Student Profile: Nick Benvenuto
Finding Science and Art in Both Winemaking and Medicine
Nick Benvenuto counts himself as one of the many Jefferson students who are already Jefferson alumni. Now in his second year at SKMC, Benvenuto completed the Postbaccalaureate Pre-Professional Program—better known as “P4”—in the Jefferson College of Biomedical Sciences in 2014.
Designed to enable students to pivot from non-science undergraduate degrees to careers in health-related fields, P4 was a perfect fit for Benvenuto, who graduated from Penn State with a bachelor’s in agribusiness management, then began working at Wycombe Vineyards near his hometown in Bucks County, Pa. Fascinated by the science behind the fermentation process, he eventually headed west for a job at a vineyard and winery in California’s Sonoma County, stopping to visit a friend in Colorado along the way.

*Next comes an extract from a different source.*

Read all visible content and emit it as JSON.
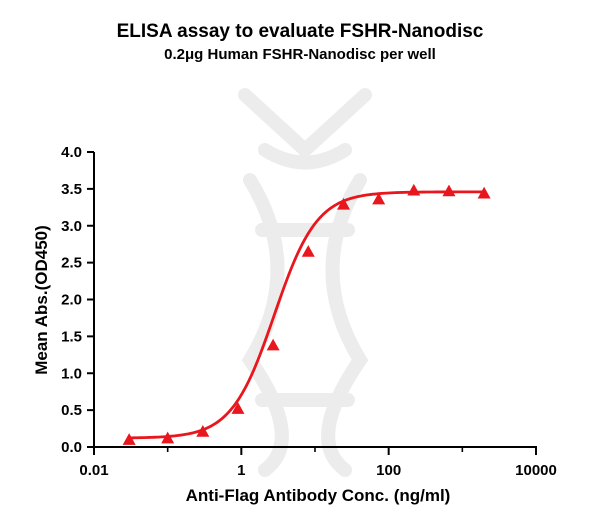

“I fell completely in love with Denver and couldn’t leave,” says Benvenuto, who changed his plans and reached out to a local winemaker in search of a position. “Luckily, wineries are always looking for harvest help.” Benvenuto and his coworkers would take turns driving a big yellow moving truck four hours to a tiny grape-growing town on the state’s western slope, where they’d pick up “a couple tons of grapes” before heading back and make and sell wine.
In his spare time, Benvenuto started volunteering at Denver Health Medical Center, where he did things like folding linens and keeping patients comfortable as they waited for care. He had always felt that winemaking was a temporary career and found himself drawn to the field of medicine: “Denver Health is a teaching hospital, and the doctors were comfortable with me watching them work.” The experience inspired him to apply to postbaccalaureate programs, and the following fall he enrolled at Jefferson as one of only 10 students in the inaugural P4 class.
P4 appealed to Benvenuto on several levels—he liked the thought of attending a graduate-level institution that focused exclusively on healthcare. “After three years out of college, I didn’t want to go back to your typical 300-person gen-chem course, which can happen in postbac programs at undergraduate institutions,” he says. But he soon discovered perks beyond the small class sizes.
“As P4s, we got to be part of JeffHOPE [SKMC’s student-run organization that provides free care to homeless and underserved individuals]. Actually getting to serve on a med team in that environment—taking patient histories and vital signs, doing physical exams, presenting to resident-physicians—you don’t get to do that through other postbac programs.” These activities affected Benvenuto deeply; now, as an SKMC student, he continues to volunteer with JeffHOPE as well as with Refugee Health Partners, which operates clinics for refugees living in Philadelphia.
Although his days in the vineyard are behind him, Benvenuto remains intrigued by wine. “Like medicine, winemaking is both a science and an art—all winemakers have their own touch and style. The process still amazes me.” Can he recommend a standby favorite? “Sure. Rhône Valley reds, from the south of France. Châteauneuf-du-Pape is a really good one.”